For AI catastrophe scenarios, the market may pivot to pooled or renewable, government-supported capacity - similar to terrorism and flood programs. Reinsurers have warned for years that correlated cyber exposures need shared approaches. AI brings the same coordination problem with a different failure mode.

How Insureds Can Stay Insurable While Adopting AI

  • Inventory and register: Catalog models, vendors, versions, data touched, and where automation is allowed.
  • Access and data hygiene: Role-based access, secrets management, PII minimization, and clear data lineage.
  • Change control: Gate model updates with approvals, pre-prod testing, rollback plans, and a hard kill switch.
  • Monitoring and logging: Capture prompts, outputs, decisions, and interventions; retain logs for audit and claims.
  • Human-in-the-loop: Mandatory sign-off for high-impact actions (payments, shipments, legal comms, HR decisions).
  • Procurement discipline: Indemnities, SLAs, security addenda, model transparency, and audit rights for third parties.
  • Testing and red-teaming: Safety, bias, jailbreak, performance drift, and content moderation assessments.
  • Fraud and deepfake playbooks: Call-back controls, multi-channel verification, and staff drills.

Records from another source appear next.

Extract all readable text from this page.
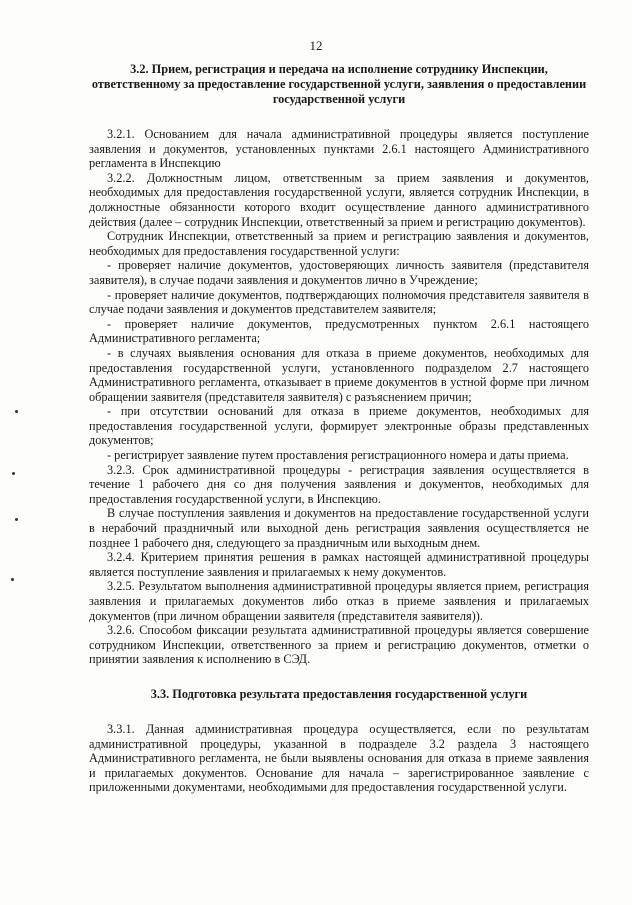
12

3.2. Прием, регистрация и передача на исполнение сотруднику Инспекции, ответственному за предоставление государственной услуги, заявления о предоставлении государственной услуги

3.2.1. Основанием для начала административной процедуры является поступление заявления и документов, установленных пунктами 2.6.1 настоящего Административного регламента в Инспекцию

3.2.2. Должностным лицом, ответственным за прием заявления и документов, необходимых для предоставления государственной услуги, является сотрудник Инспекции, в должностные обязанности которого входит осуществление данного административного действия (далее – сотрудник Инспекции, ответственный за прием и регистрацию документов).

Сотрудник Инспекции, ответственный за прием и регистрацию заявления и документов, необходимых для предоставления государственной услуги:

- проверяет наличие документов, удостоверяющих личность заявителя (представителя заявителя), в случае подачи заявления и документов лично в Учреждение;

- проверяет наличие документов, подтверждающих полномочия представителя заявителя в случае подачи заявления и документов представителем заявителя;

- проверяет наличие документов, предусмотренных пунктом 2.6.1 настоящего Административного регламента;

- в случаях выявления основания для отказа в приеме документов, необходимых для предоставления государственной услуги, установленного подразделом 2.7 настоящего Административного регламента, отказывает в приеме документов в устной форме при личном обращении заявителя (представителя заявителя) с разъяснением причин;

- при отсутствии оснований для отказа в приеме документов, необходимых для предоставления государственной услуги, формирует электронные образы представленных документов;

- регистрирует заявление путем проставления регистрационного номера и даты приема.

3.2.3. Срок административной процедуры - регистрация заявления осуществляется в течение 1 рабочего дня со дня получения заявления и документов, необходимых для предоставления государственной услуги, в Инспекцию.

В случае поступления заявления и документов на предоставление государственной услуги в нерабочий праздничный или выходной день регистрация заявления осуществляется не позднее 1 рабочего дня, следующего за праздничным или выходным днем.

3.2.4. Критерием принятия решения в рамках настоящей административной процедуры является поступление заявления и прилагаемых к нему документов.

3.2.5. Результатом выполнения административной процедуры является прием, регистрация заявления и прилагаемых документов либо отказ в приеме заявления и прилагаемых документов (при личном обращении заявителя (представителя заявителя)).

3.2.6. Способом фиксации результата административной процедуры является совершение сотрудником Инспекции, ответственного за прием и регистрацию документов, отметки о принятии заявления к исполнению в СЭД.

3.3. Подготовка результата предоставления государственной услуги

3.3.1. Данная административная процедура осуществляется, если по результатам административной процедуры, указанной в подразделе 3.2 раздела 3 настоящего Административного регламента, не были выявлены основания для отказа в приеме заявления и прилагаемых документов. Основание для начала – зарегистрированное заявление с приложенными документами, необходимыми для предоставления государственной услуги.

What to Hand Your Underwriter

  • Model inventory and provenance docs; who built or supplied each model and why.
  • Evaluation and red-team summaries, including adverse scenarios and mitigations.
  • Policy artifacts: access controls, change management, logging standards, and kill-switch procedures.
  • Incident response runbooks and tabletop results for AI misuse and vendor outages.
  • Third-party terms: SLAs, indemnities, data-processing addenda, and audit rights.
  • Framework mapping: attestations against NIST AI RMF and ISO/IEC 42001.

Bring your broker in early. Solid controls won't erase exclusions, but they can preserve broader terms and pricing as the market hardens. If your team needs a quick primer on AI risk and governance practices, see our AI courses by job.

The Bottom Line

Insurers are clear: AI is promising, but the worst-case scenarios won't be bankrolled without stronger governance. Whether this nudges safer deployments or shifts more risk to buyers will be decided in regulatory hearing rooms - not by a model release blog post.